Analyses of actual feeding practices at various ages likewise showed significant differences in favor of the intervention group. For example, the proportion who said they fed their infants nutrient-dense thick foods first at the main meal was greater in the intervention group than in the control group for children aged six months (31% vs. 20%), nine months (35% vs. 17%) and 12 months (42% vs. 26%). In addition, a higher proportion of children in the intervention group than in the control group received chicken liver, fish or egg at ages six months (65% vs. 51%) and eight months (61% vs. 49%).

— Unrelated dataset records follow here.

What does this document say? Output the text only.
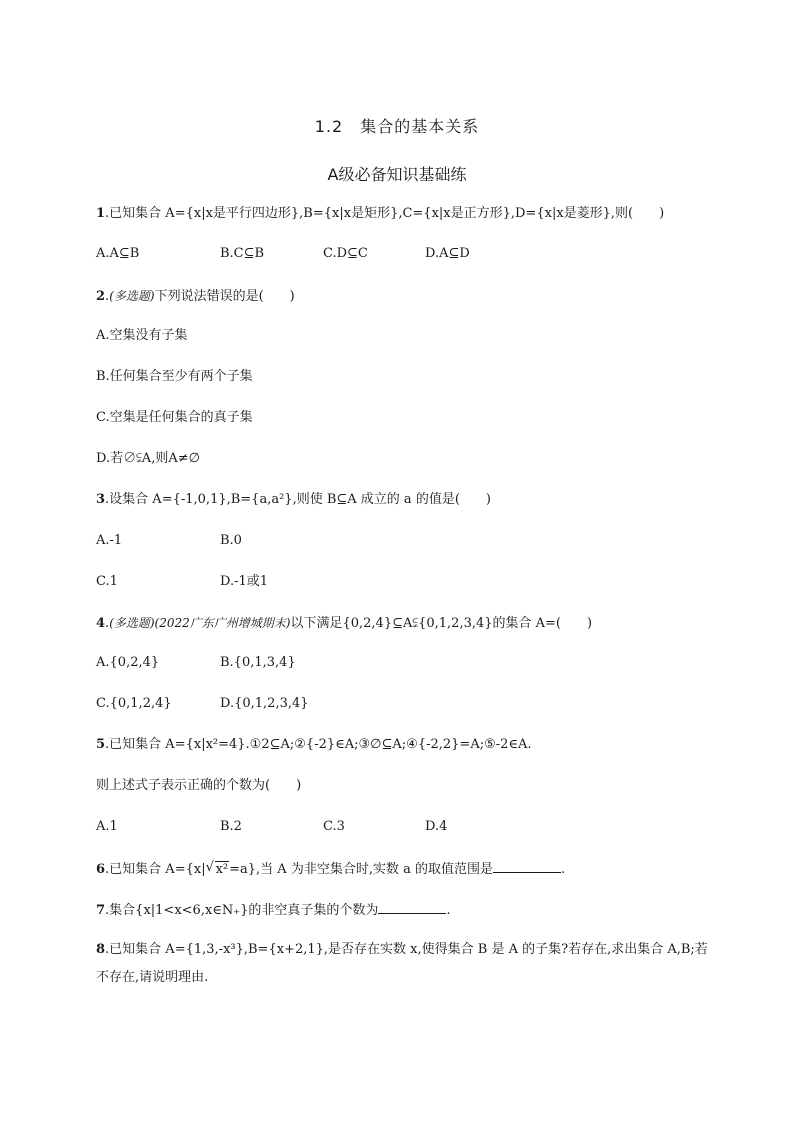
1.2　集合的基本关系
A级必备知识基础练
1.已知集合 A={x|x是平行四边形},B={x|x是矩形},C={x|x是正方形},D={x|x是菱形},则(　　)
A.A⊆B	B.C⊆B	C.D⊆C	D.A⊆D
2.(多选题)下列说法错误的是(　　)
A.空集没有子集
B.任何集合至少有两个子集
C.空集是任何集合的真子集
D.若∅⫋A,则A≠∅
3.设集合 A={-1,0,1},B={a,a²},则使 B⊆A 成立的 a 的值是(　　)
A.-1	B.0
C.1	D.-1或1
4.(多选题)(2022广东广州增城期末)以下满足{0,2,4}⊆A⫋{0,1,2,3,4}的集合 A=(　　)
A.{0,2,4}	B.{0,1,3,4}
C.{0,1,2,4}	D.{0,1,2,3,4}
5.已知集合 A={x|x²=4}.①2⊆A;②{-2}∈A;③∅⊆A;④{-2,2}=A;⑤-2∈A.
则上述式子表示正确的个数为(　　)
A.1	B.2	C.3	D.4
6.已知集合 A={x| √ x²=a},当 A 为非空集合时,实数 a 的取值范围是	.
7.集合{x|1<x<6,x∈N₊}的非空真子集的个数为	.
8.已知集合 A={1,3,-x³},B={x+2,1},是否存在实数 x,使得集合 B 是 A 的子集?若存在,求出集合 A,B;若
不存在,请说明理由.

In analyses of energy and nutrient intake, children in the intervention group were significantly less likely to fall short of recommended daily intakes from foods given as breast milk supplements at various ages. For example, smaller proportions of children in the intervention group than of those in the control group failed to meet dietary requirements for iron at eight months (91% vs. 96%), nine months of age (93% vs. 99%) and 18 months of age (37% vs. 48%); and dietary requirements for zinc at nine months of age (77% vs. 87%).
In analyses of growth, the proportions of children in the intervention and control groups who had stunted growth (a length-for-age more than two standard deviations below the median for the reference population) were similar for about the first six months of life, but diverged sharply thereafter. By the age of 18 months, only 5% of children in the intervention group had stunted growth, compared with 16% of children in the control group. After adjustment for other factors possibly related to stunting, children in the control group had significantly higher odds of stunted growth than did their counterparts in the intervention group (odds ratio, 3.0). Also at this age, on average, children in the intervention group were 0.7 cm taller and weighed about 200 g more than those in the control group after adjustment for potentially confounding factors.

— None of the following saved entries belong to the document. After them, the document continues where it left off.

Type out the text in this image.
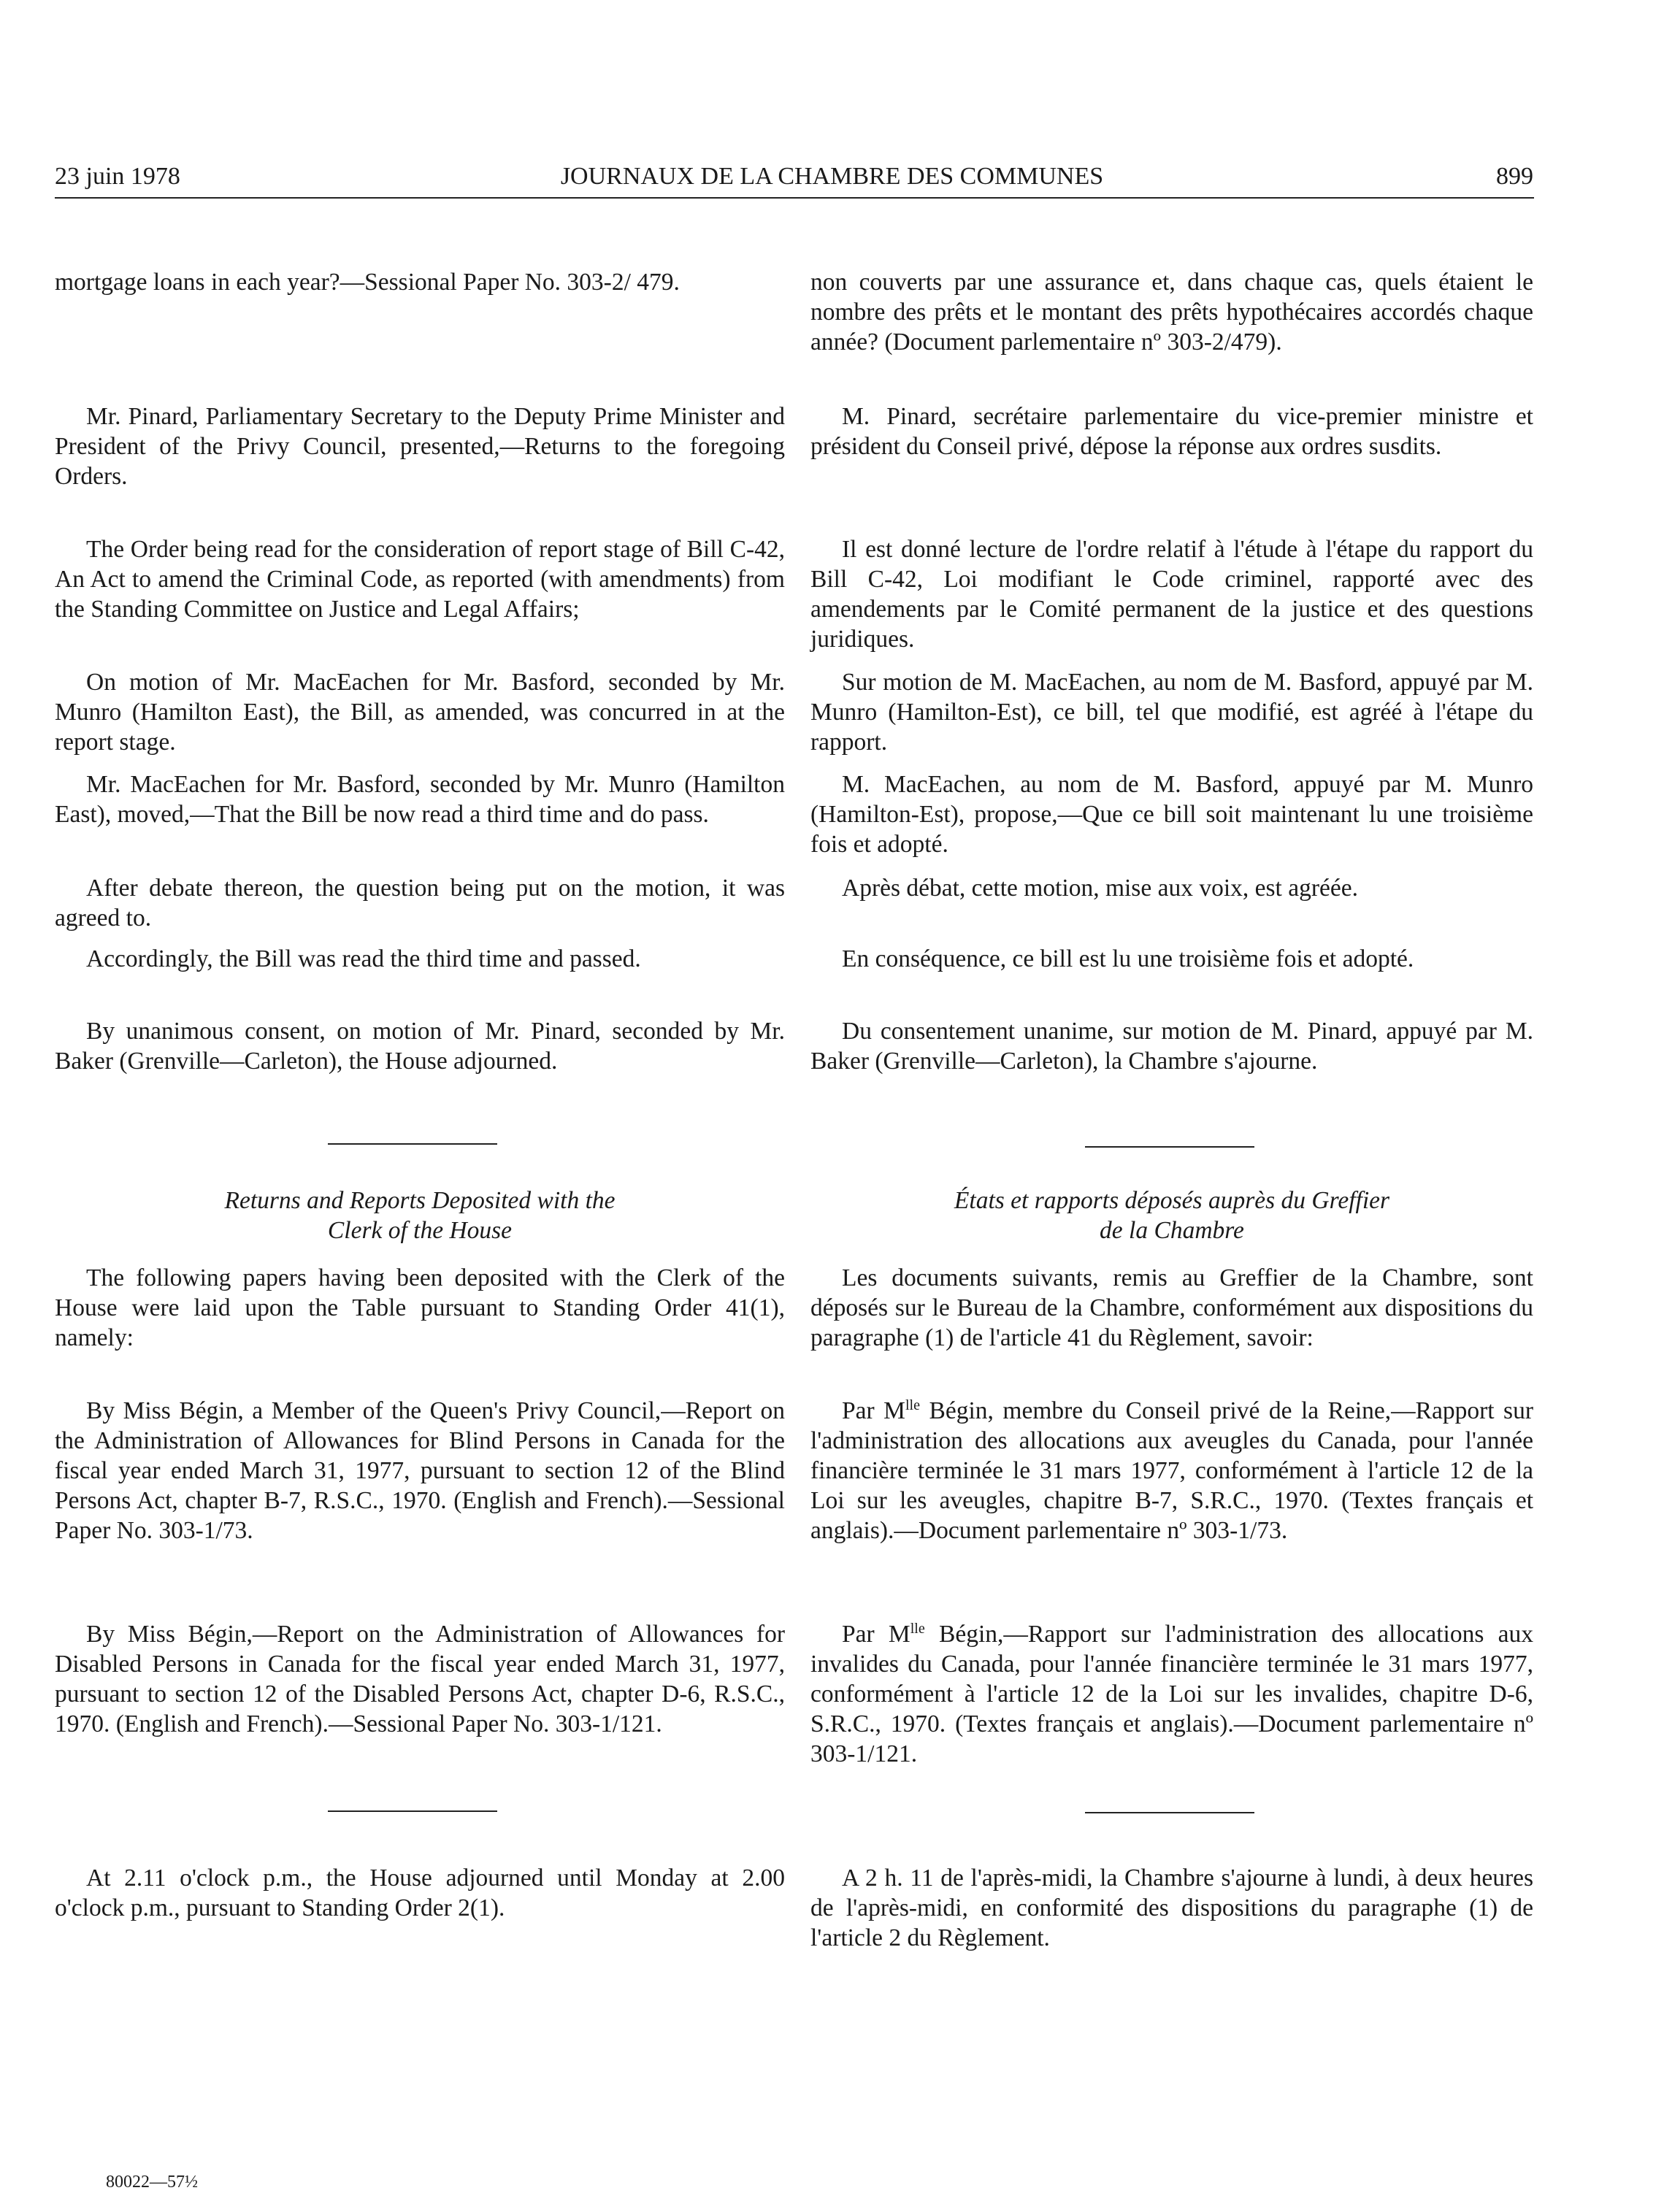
23 juin 1978	JOURNAUX DE LA CHAMBRE DES COMMUNES	899

mortgage loans in each year?—Sessional Paper No. 303-2/ 479.

Mr. Pinard, Parliamentary Secretary to the Deputy Prime Minister and President of the Privy Council, presented,—Returns to the foregoing Orders.

The Order being read for the consideration of report stage of Bill C-42, An Act to amend the Criminal Code, as reported (with amendments) from the Standing Committee on Justice and Legal Affairs;

On motion of Mr. MacEachen for Mr. Basford, seconded by Mr. Munro (Hamilton East), the Bill, as amended, was concurred in at the report stage.

Mr. MacEachen for Mr. Basford, seconded by Mr. Munro (Hamilton East), moved,—That the Bill be now read a third time and do pass.

After debate thereon, the question being put on the motion, it was agreed to.

Accordingly, the Bill was read the third time and passed.

By unanimous consent, on motion of Mr. Pinard, seconded by Mr. Baker (Grenville—Carleton), the House adjourned.

Returns and Reports Deposited with the
Clerk of the House

The following papers having been deposited with the Clerk of the House were laid upon the Table pursuant to Standing Order 41(1), namely:

By Miss Bégin, a Member of the Queen's Privy Council,—Report on the Administration of Allowances for Blind Persons in Canada for the fiscal year ended March 31, 1977, pursuant to section 12 of the Blind Persons Act, chapter B-7, R.S.C., 1970. (English and French).—Sessional Paper No. 303-1/73.

By Miss Bégin,—Report on the Administration of Allowances for Disabled Persons in Canada for the fiscal year ended March 31, 1977, pursuant to section 12 of the Disabled Persons Act, chapter D-6, R.S.C., 1970. (English and French).—Sessional Paper No. 303-1/121.

At 2.11 o'clock p.m., the House adjourned until Monday at 2.00 o'clock p.m., pursuant to Standing Order 2(1).

non couverts par une assurance et, dans chaque cas, quels étaient le nombre des prêts et le montant des prêts hypothécaires accordés chaque année? (Document parlementaire nº 303-2/479).

M. Pinard, secrétaire parlementaire du vice-premier ministre et président du Conseil privé, dépose la réponse aux ordres susdits.

Il est donné lecture de l'ordre relatif à l'étude à l'étape du rapport du Bill C-42, Loi modifiant le Code criminel, rapporté avec des amendements par le Comité permanent de la justice et des questions juridiques.

Sur motion de M. MacEachen, au nom de M. Basford, appuyé par M. Munro (Hamilton-Est), ce bill, tel que modifié, est agréé à l'étape du rapport.

M. MacEachen, au nom de M. Basford, appuyé par M. Munro (Hamilton-Est), propose,—Que ce bill soit maintenant lu une troisième fois et adopté.

Après débat, cette motion, mise aux voix, est agréée.

En conséquence, ce bill est lu une troisième fois et adopté.

Du consentement unanime, sur motion de M. Pinard, appuyé par M. Baker (Grenville—Carleton), la Chambre s'ajourne.

États et rapports déposés auprès du Greffier
de la Chambre

Les documents suivants, remis au Greffier de la Chambre, sont déposés sur le Bureau de la Chambre, conformément aux dispositions du paragraphe (1) de l'article 41 du Règlement, savoir:

Par $M^{lle}$ Bégin, membre du Conseil privé de la Reine,—Rapport sur l'administration des allocations aux aveugles du Canada, pour l'année financière terminée le 31 mars 1977, conformément à l'article 12 de la Loi sur les aveugles, chapitre B-7, S.R.C., 1970. (Textes français et anglais).—Document parlementaire nº 303-1/73.

Par $M^{lle}$ Bégin,—Rapport sur l'administration des allocations aux invalides du Canada, pour l'année financière terminée le 31 mars 1977, conformément à l'article 12 de la Loi sur les invalides, chapitre D-6, S.R.C., 1970. (Textes français et anglais).—Document parlementaire nº 303-1/121.

A 2 h. 11 de l'après-midi, la Chambre s'ajourne à lundi, à deux heures de l'après-midi, en conformité des dispositions du paragraphe (1) de l'article 2 du Règlement.

80022—57½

"The results," the investigators assert, "add to evidence that nutrition education without the provision of food supplements can improve the dietary intake of young children and improve growth." However, they caution, the sustainability of the intervention and its generalizability to other populations (including those in which access to nutritious foods is limited) are yet to be determined. Noting that the difference in growth between groups was greater than expected given the differences in feeding practices and dietary intake, the investigators speculate that the early age at intervention may have been crucial.

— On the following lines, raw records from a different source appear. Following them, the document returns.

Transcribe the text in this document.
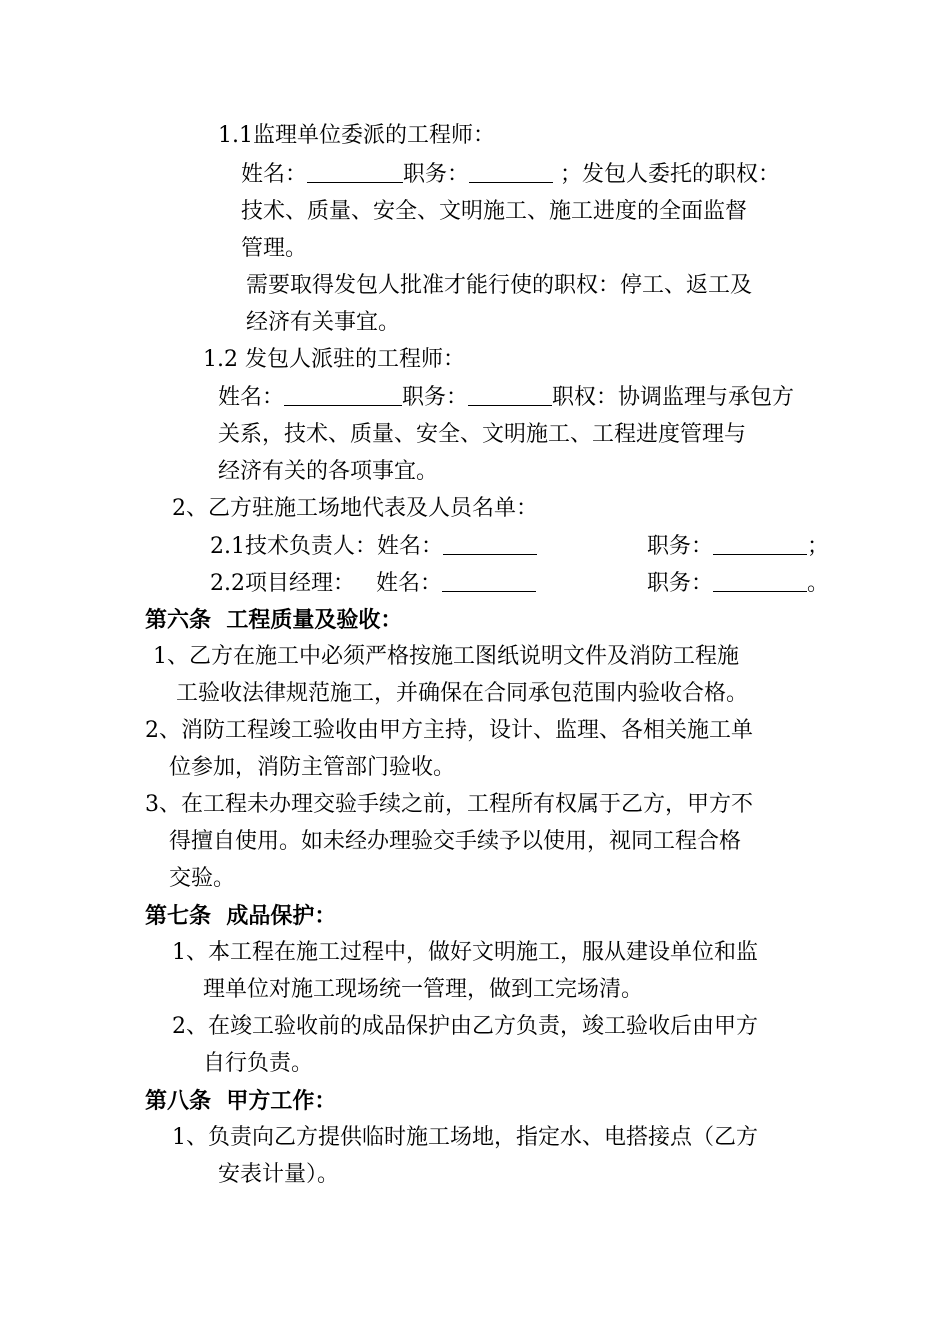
1.1监理单位委派的工程师：
姓名：	职务：	；发包人委托的职权：
技术、质量、安全、文明施工、施工进度的全面监督
管理。
需要取得发包人批准才能行使的职权：停工、返工及
经济有关事宜。
1.2 发包人派驻的工程师：
姓名：	职务：	职权：协调监理与承包方
关系，技术、质量、安全、文明施工、工程进度管理与
经济有关的各项事宜。
2、乙方驻施工场地代表及人员名单：
2.1技术负责人：姓名：	职务：	；
2.2项目经理：   姓名：	职务：	。
第六条  工程质量及验收：
1、乙方在施工中必须严格按施工图纸说明文件及消防工程施
工验收法律规范施工，并确保在合同承包范围内验收合格。
2、消防工程竣工验收由甲方主持，设计、监理、各相关施工单
位参加，消防主管部门验收。
3、在工程未办理交验手续之前，工程所有权属于乙方，甲方不
得擅自使用。如未经办理验交手续予以使用，视同工程合格
交验。
第七条  成品保护：
1、本工程在施工过程中，做好文明施工，服从建设单位和监
理单位对施工现场统一管理，做到工完场清。
2、在竣工验收前的成品保护由乙方负责，竣工验收后由甲方
自行负责。
第八条  甲方工作：
1、负责向乙方提供临时施工场地，指定水、电搭接点（乙方
安表计量）。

The new study's findings are "encouraging," the author of an accompanying commentary notes, because previous studies of supplementary feeding interventions in childhood have often had poor designs or negative results. "The positive results of the intervention give hope to policymakers that this strategy will be effective elsewhere,"2 she writes, but adds that wide coverage by health services of the population—particularly the most vulnerable groups—is required for the success of an intervention delivered through these services. —S. London
1. Penny ME et al., Effectiveness of an educational intervention delivered through the health services to improve nutrition in young children: a cluster-randomised controlled trial, Lancet, 2005, 365(9474):1863-1872.
2. Dewey KG, Infant nutrition in developing countries: what works? commentary, Lancet, 2005, 365(9474): 1832-1834.